You have very imperfect information at this point and you choose your heuristic to deal with that. Your heuristic apparently is to ascribe the cruelest and most inhuman impulses to Republicans who, last I checked, are a bit less than a third of the population. That's your privilege and I won't gainsay it but it says volumes about where your gut checks lead you.

As for your foray into anti-intellectualism, intellectuals don't do much of anything. That's the whole point, intellectuals sit and think mostly. So if lesser credibility is to be assigned to theoreticians, that does seem to be stacking the deck against intellectuals in most circumstances unless the subject under discussion are intellectuals themselves or their allied professions. I want to be clear, what I'm seeing is a pretty soft example of the phenomenon but it's very much there and your reply makes it clear that it's not an accident.

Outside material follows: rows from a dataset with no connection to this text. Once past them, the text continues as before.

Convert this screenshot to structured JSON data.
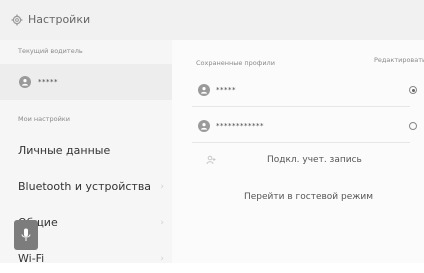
{
  "header": {
    "title": "Настройки",
    "icon": "gear-icon"
  },
  "left": {
    "current_driver_label": "Текущий водитель",
    "current_driver_name": "*****",
    "my_settings_label": "Мои настройки",
    "menu": [
      {
        "label": "Личные данные"
      },
      {
        "label": "Bluetooth и устройства"
      },
      {
        "label": "Общие"
      },
      {
        "label": "Wi-Fi"
      }
    ],
    "chevron": "›"
  },
  "right": {
    "saved_profiles_label": "Сохраненные профили",
    "edit_label": "Редактировать",
    "profiles": [
      {
        "name": "*****",
        "selected": true
      },
      {
        "name": "************",
        "selected": false
      }
    ],
    "link_account_label": "Подкл. учет. запись",
    "guest_mode_label": "Перейти в гостевой режим"
  },
  "colors": {
    "accent": "#7c7c7c",
    "background": "#fbfbfb"
  }
}
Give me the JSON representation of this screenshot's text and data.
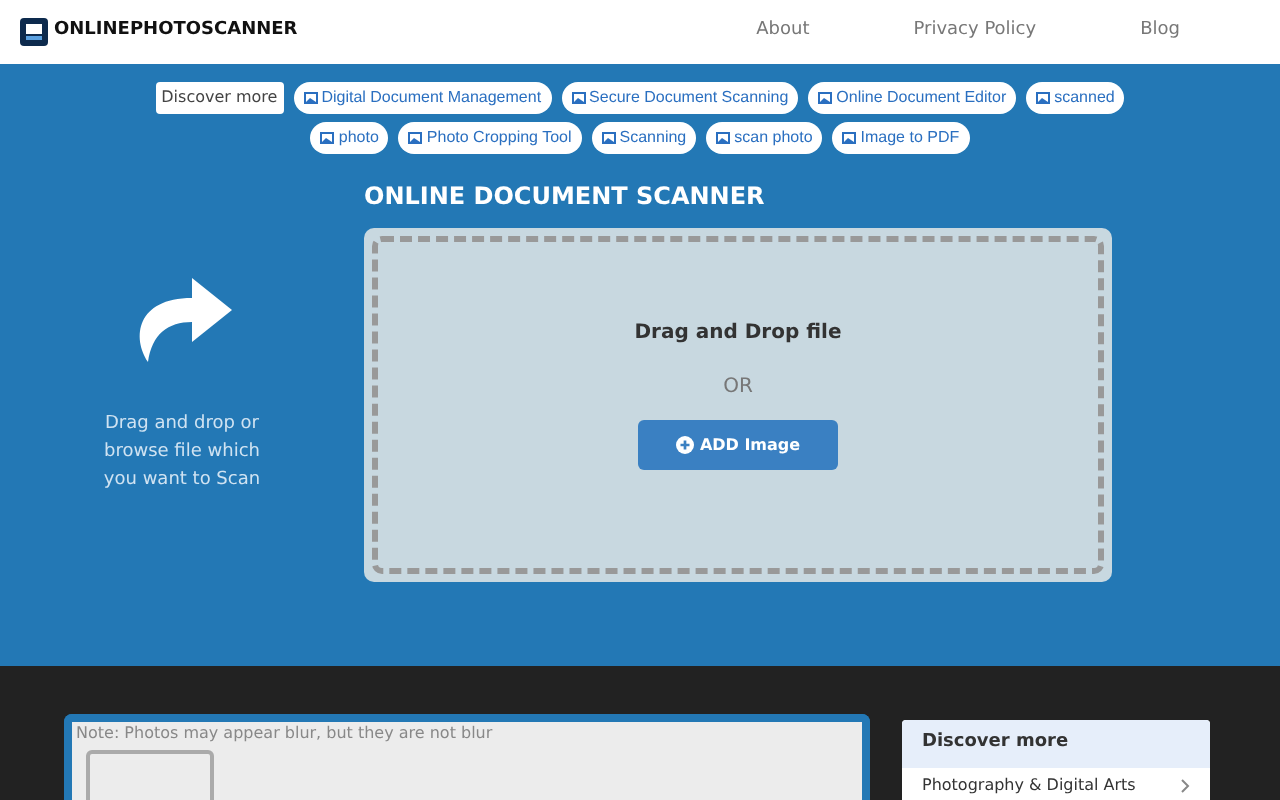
{
  "header": {
    "logo_text": "ONLINEPHOTOSCANNER",
    "nav": [
      "About",
      "Privacy Policy",
      "Blog"
    ]
  },
  "discover": {
    "label": "Discover more",
    "tags": [
      "Digital Document Management",
      "Secure Document Scanning",
      "Online Document Editor",
      "scanned",
      "photo",
      "Photo Cropping Tool",
      "Scanning",
      "scan photo",
      "Image to PDF"
    ]
  },
  "hero": {
    "title": "ONLINE DOCUMENT SCANNER",
    "hint": "Drag and drop or browse file which you want to Scan",
    "drop_title": "Drag and Drop file",
    "or": "OR",
    "button": "ADD Image"
  },
  "preview": {
    "note": "Note: Photos may appear blur, but they are not blur"
  },
  "sidebar": {
    "title": "Discover more",
    "items": [
      "Photography & Digital Arts"
    ]
  }
}
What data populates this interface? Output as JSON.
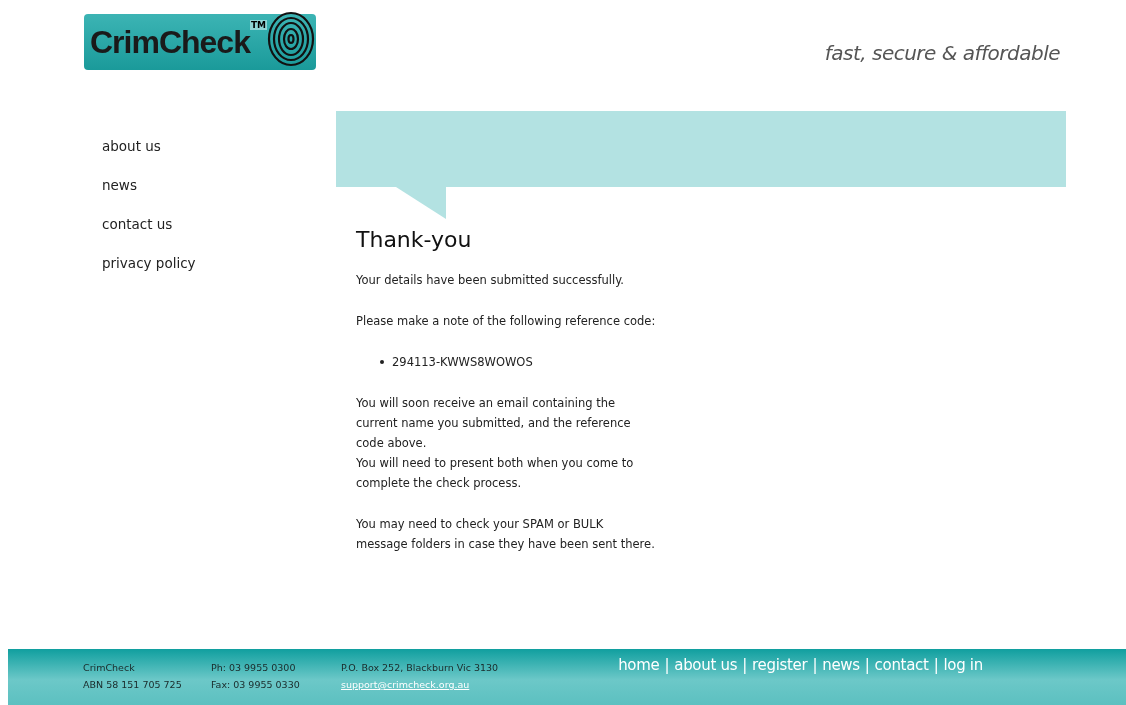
{
  "header": {
    "logo": {
      "name": "CrimCheck",
      "mark": "TM"
    },
    "tagline": "fast, secure & affordable"
  },
  "sidebar": {
    "items": [
      {
        "label": "about us"
      },
      {
        "label": "news"
      },
      {
        "label": "contact us"
      },
      {
        "label": "privacy policy"
      }
    ]
  },
  "content": {
    "title": "Thank-you",
    "blocks": [
      {
        "kind": "paragraph",
        "text": "Your details have been submitted successfully."
      },
      {
        "kind": "paragraph",
        "text": "Please make a note of the following reference code:"
      },
      {
        "kind": "bullet",
        "text": "294113-KWWS8WOWOS"
      },
      {
        "kind": "paragraph",
        "text": "You will soon receive an email containing the\ncurrent name you submitted, and the reference\ncode above.\nYou will need to present both when you come to\ncomplete the check process."
      },
      {
        "kind": "paragraph",
        "text": "You may need to check your SPAM or BULK\nmessage folders in case they have been sent there."
      }
    ]
  },
  "footer": {
    "columns": [
      {
        "lines": [
          {
            "kind": "text",
            "text": "CrimCheck"
          },
          {
            "kind": "text",
            "text": "ABN 58 151 705 725"
          }
        ]
      },
      {
        "lines": [
          {
            "kind": "text",
            "text": "Ph: 03 9955 0300"
          },
          {
            "kind": "text",
            "text": "Fax: 03 9955 0330"
          }
        ]
      },
      {
        "lines": [
          {
            "kind": "text",
            "text": "P.O. Box 252, Blackburn Vic 3130"
          },
          {
            "kind": "link",
            "text": "support@crimcheck.org.au"
          }
        ]
      }
    ],
    "separator": "|",
    "nav": [
      {
        "label": "home"
      },
      {
        "label": "about us"
      },
      {
        "label": "register"
      },
      {
        "label": "news"
      },
      {
        "label": "contact"
      },
      {
        "label": "log in"
      }
    ]
  }
}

Of course you are right and of course my post was NOT about the Bush proposal because we don't have it before us to see. I was writing about the argumentative trick to defuse criticism of the plan when it is revealed by claiming that people who critique the plan -- or even who put up performance requirements for it -- are "anti-market."

And if the Republicans come back with a program that puts yet a new layer of "safety net" under some new investment accounts, then that works for me; but of course as that provides a disincentive for people to be really careful with their own money, it undercuts the whole policy zeitgeist of Republican thinking which still has a fetish about "the government."

I've read Brooks pretty widely -- for better and worse -- and I'd have to take issue with anyone's description of him as an "intellectual".

David Sucher - I believe that the most probable of results is a new system framework that will be imperfect and unoptimized but perfectible and sustainable. What we currently have is something relatively optimized, unsustainable, and imperfectible in its current framework without radical changes like a heavy lack of children tax that drops as you have more children (really, really not recommended btw).

It's no going to be perfect out of the gate. Heck, it may not even be pretty (see NCLB & prescription drug coverage for examples of that) but it'll shift us to a state where we've got a fighting shot at a sustainable system.

And of course, the above paragraph is my own tribal statement of faith. Now that I've beaten my chest over the whole thing, I'll get back to work.

Of course there is also quite a bit of debate about whether Social Security actually needs any "reform." I do not know enough to have an opinion on this point but people -- very smart people -- have doubts.